The timing of the mine entering production – two months ahead of schedule – was made possible by starting production before the crusher came online, says Brian Chandler, IAMGOLD’s senior vice-president for African operations. “We were feeding the feeders with a backhoe and trying to sort out the rocks as we did that,” he explains. “The process became much smoother when the crusher went into service in late September, but going ahead without the crusher in the process allowed the mine to begin producing gold with a few months’ head start.”

The early startup owes quite a bit to the softer laterite material making up parts of the Essakane deposit. This material enabled the mine operators to temporarily avoid having to use the crusher, and it also requires less crushing time in general, which allowed for another major improvement in the mine’s productivity.

Originally, the open pit operation was designed to process 7.5 million tonnes of ore, says IAMGOLD’s COO Gord Stothart, with crusher throughput being the major limiting factor in the plant. But when processing the softer rock, that throughput improved significantly, moving the bottleneck to the plant’s tailings system, where the company found it could make improvements. “We modified the tailing pumps to allow us to get a little more through there,” says Chandler. “That’s probably the biggest single adjustment.”

By initially focusing on the soft rock, Essakane was able to go from the original volume projections to as much as nine million tonnes of annual throughput. However, these benefits come with an expiry date. “The soft rock, we know from our current reserves, only lasts until about 2013 at which time we get into hard rock, and the nominal design on hard rock is 5.4 million tonnes,” explains Stothart.

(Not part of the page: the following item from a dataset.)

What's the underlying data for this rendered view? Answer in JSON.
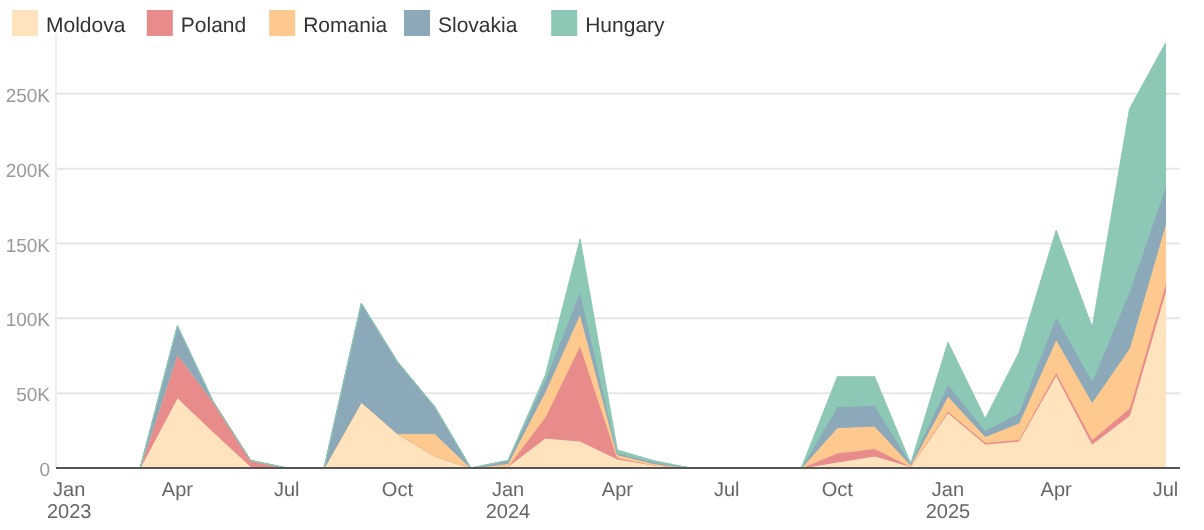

Expansion studies underway

Needless to say, IAMGOLD is highly motivated to find more gold-bearing soft rock on its lease territory. Stothart says that in 2010, the company completed a drill delineation program of more than 40,000 metres at Essakane for $13.4 million, and is expecting to make similar efforts this year. “It’s almost 1,300 square kilometres of land that we have there, and it’s very good prospective land that we have in our exploration concessions,” he adds. “So we think that there’s a real opportunity to extend and expand Essakane.”

According to Chandler, the company is planning ahead in another way, anticipating a time when the mine must switch to hard rock processing. “We’re doing some expansion studies right now, working on feasibility to expand the operation at Essakane,” he says. Part of the limitation of the current plant will be the crusher capacity, since the harder material will require additional crushing time. The other major constraint is water. The Sahel region of Burkina Faso gets very little rainfall and the nearby river is completely dry for most of the year. This means the company must manage its water use very carefully.

“The original design says that we would only process 5.4 million tonnes of hard rock a year, so the expansion is all about what can we do to make sure that once we’re up to around 10 million that we stay there,” says Chandler. The feasibility study of the possible expansion is scheduled to be completed later this year.